研究課題/領域番号 |
16H03564
|
研究機関 | 東北大学 |
研究代表者 |
森田 果 東北大学, 法学研究科, 教授 (40292817)
|
研究分担者 |
井深 陽子 慶應義塾大学, 経済学部(三田), 准教授 (20612279)
日引 聡 東北大学, 経済学研究科, 教授 (30218739)
泉田 信行 国立社会保障・人口問題研究所, 社会保障応用分析研究部, 部長 (70360716)
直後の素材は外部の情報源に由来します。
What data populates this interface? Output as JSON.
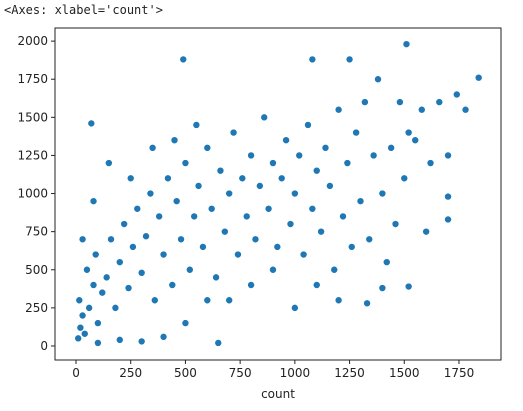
{
  "output_text": "<Axes: xlabel='count'>",
  "chart_data": {
    "type": "scatter",
    "xlabel": "count",
    "color": "#1f77b4",
    "x": [
      10,
      20,
      30,
      15,
      40,
      60,
      80,
      50,
      100,
      120,
      90,
      140,
      160,
      180,
      200,
      220,
      240,
      260,
      280,
      300,
      320,
      340,
      360,
      380,
      400,
      420,
      440,
      460,
      480,
      500,
      520,
      540,
      560,
      580,
      600,
      620,
      640,
      660,
      680,
      700,
      720,
      740,
      760,
      780,
      800,
      820,
      840,
      860,
      880,
      900,
      920,
      940,
      960,
      980,
      1000,
      1020,
      1040,
      1060,
      1080,
      1100,
      1120,
      1140,
      1160,
      1180,
      1200,
      1220,
      1240,
      1260,
      1280,
      1300,
      1320,
      1340,
      1360,
      1380,
      1400,
      1420,
      1440,
      1460,
      1480,
      1500,
      1520,
      1550,
      1580,
      1620,
      1660,
      1700,
      1740,
      1780,
      1840,
      1510,
      490,
      1080,
      1250,
      70,
      1700,
      1700,
      1400,
      1520,
      1330,
      650,
      300,
      400,
      100,
      200,
      500,
      700,
      900,
      1100,
      1200,
      1000,
      1600,
      250,
      350,
      450,
      550,
      150,
      80,
      30,
      600,
      800
    ],
    "y": [
      50,
      120,
      200,
      300,
      80,
      250,
      400,
      500,
      150,
      350,
      600,
      450,
      700,
      250,
      550,
      800,
      380,
      650,
      900,
      480,
      720,
      1000,
      300,
      850,
      600,
      1100,
      400,
      950,
      700,
      1200,
      500,
      850,
      1050,
      650,
      1300,
      900,
      450,
      1150,
      750,
      1000,
      1400,
      600,
      1100,
      850,
      1250,
      700,
      1050,
      1500,
      900,
      1200,
      650,
      1100,
      1350,
      800,
      1000,
      1250,
      600,
      1450,
      900,
      1150,
      750,
      1300,
      1050,
      500,
      1550,
      850,
      1200,
      650,
      1400,
      950,
      1600,
      700,
      1250,
      1750,
      1000,
      550,
      1300,
      800,
      1600,
      1100,
      1400,
      1350,
      1550,
      1200,
      1600,
      1250,
      1650,
      1550,
      1760,
      1980,
      1880,
      1880,
      1880,
      1460,
      980,
      830,
      380,
      390,
      280,
      20,
      30,
      60,
      20,
      40,
      150,
      300,
      500,
      400,
      300,
      250,
      750,
      1100,
      1300,
      1350,
      1450,
      1200,
      950,
      700,
      300,
      400
    ],
    "xlim": [
      -96,
      1942
    ],
    "ylim": [
      -92,
      2086
    ],
    "xticks": [
      0,
      250,
      500,
      750,
      1000,
      1250,
      1500,
      1750
    ],
    "yticks": [
      0,
      250,
      500,
      750,
      1000,
      1250,
      1500,
      1750,
      2000
    ]
  }
}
尾野 嘉邦 東北大学, 法学研究科, 教授 (70598664)
|
研究期間 (年度) |
2016-04-01 – 2020-03-31
|
キーワード | 実証法学 / 経済政策 / 民事法学 / 社会法学 / 公法学 |
研究実績の概要 |
本研究は,解釈論を中心としてきた法学に対し,法を一定の政策目的の実現のためのツールとして位置づけた上で,近時,教育経済学・医療経済学・労働経済学・都市経済学・環境経済学などの分野で発展してきた,データに基づいた政策評価の手法を導入することで,データに基づいた客観的な評価を会社法以外の法学分野にも導入・展開することを目指すものである。初年度である平成28年度は,サーベイやデータ収集を主眼に据える予定だったが,分析結果の伴った研究成果もいくつか公表することができた。 研究代表者森田による本年度の業績は,医療過誤に基づく刑事訴追が医師の供給に深刻な影響を与えることを示した実証分析であり,近時社会的な問題となってきている医師の刑事訴追について,謙抑的な運用を提案するものとなっている。森田にはこのほか,会社法についての実証分析および統計的手法の活用上の注意点に関する検討,および,立法過程についての政治学的な分析についての業績がある。 研究分担者井深には,わが国で現在行われている市町村レベルでのワクチン接種(予防接種)という政策について分析した業績がある。 研究分担者日引には,さまざまな環境問題(気候変動,土壌流出対策,珊瑚礁)に関する実証分析のほか,集合責任(連帯責任)という法ルールがどのようなインプリケーションを持つのかについて理論的に分析した業績がある。 研究分担者尾野は,東日本大震災後の政治家の行動を題材にすることによって政治家の行動を実証的に分析した業績のほか,投票者の行動メカニズムについて実証的に解明する業績や,国会の行動のあり方に関する実証分析,サーベイ実験において「分かりません」という反応をどのように処理すべきかという実証分析における方法論的問題を取り扱った業績がある。
|
現在までの達成度 (区分) |
現在までの達成度 (区分)
2: おおむね順調に進展している
理由
本研究は,解釈論を中心としてきた法学に対し,法を一定の政策目的の実現のためのツールとして位置づけた上で,近時,教育経済学・医療経済学・労働経済学・都市経済学・環境経済学などの分野で発展してきた,データに基づいた政策評価の手法を導入することで,データに基づいた客観的な評価を会社法以外の法学分野にも導入・展開することを目指すものである。具体的には,①エビデンス・ベースの政策評価にあたって必要となるデータセットの構築を行い,②その上で当該データセットに基づいて統計的手法による分析と政策評価を実施することになる。平成28年度は,これらのうち,①の作業を中心に行うとともに,その前段階の準備作業として,先行研究のサーベイや理論モデルの構築を行う計画であった。 ①の作業は,特にデータの収集が難しいわが国においては困難な作業となることが事前に予想されていたにもかかわらず,ほぼ当初の実施計画通りに実施することができている。さらに,データの収集が部分的に早く終わった分野については,②の分析作業を行い,その分析結果――多くは未だ暫定的な結果であるが――を,国際学会などにおいて報告し,多くのフィードバックを得てきている。また,準備作業である,先行研究のサーベイや理論モデルの構築についても,いくつかの分野で実行し,その成果を公表してきている。
|
今後の研究の推進方策 |
本研究は,解釈論を中心としてきた法学に対し,法を一定の政策目的の実現のためのツールとして位置づけた上で,近時,教育経済学・医療経済学・労働経済学・都市経済学・環境経済学などの分野で発展してきた,データに基づいた政策評価の手法を導入することで,データに基づいた客観的な評価を会社法以外の法学分野にも導入・展開することを目指すものである。具体的には,①エビデンス・ベースの政策評価にあたって必要となるデータセットの構築を行い,②その上で当該データセットに基づいて統計的手法による分析と政策評価を実施することになる。 これらの作業のうち,①が特に困難な作業であるが,本研究においては,平成28年度において,ほぼ計画通りの進捗を実現することができ,さらには部分的に研究成果の報告を行うこともできた。したがって,今後も,当初の実施計画に沿って,本研究を推進していく予定である。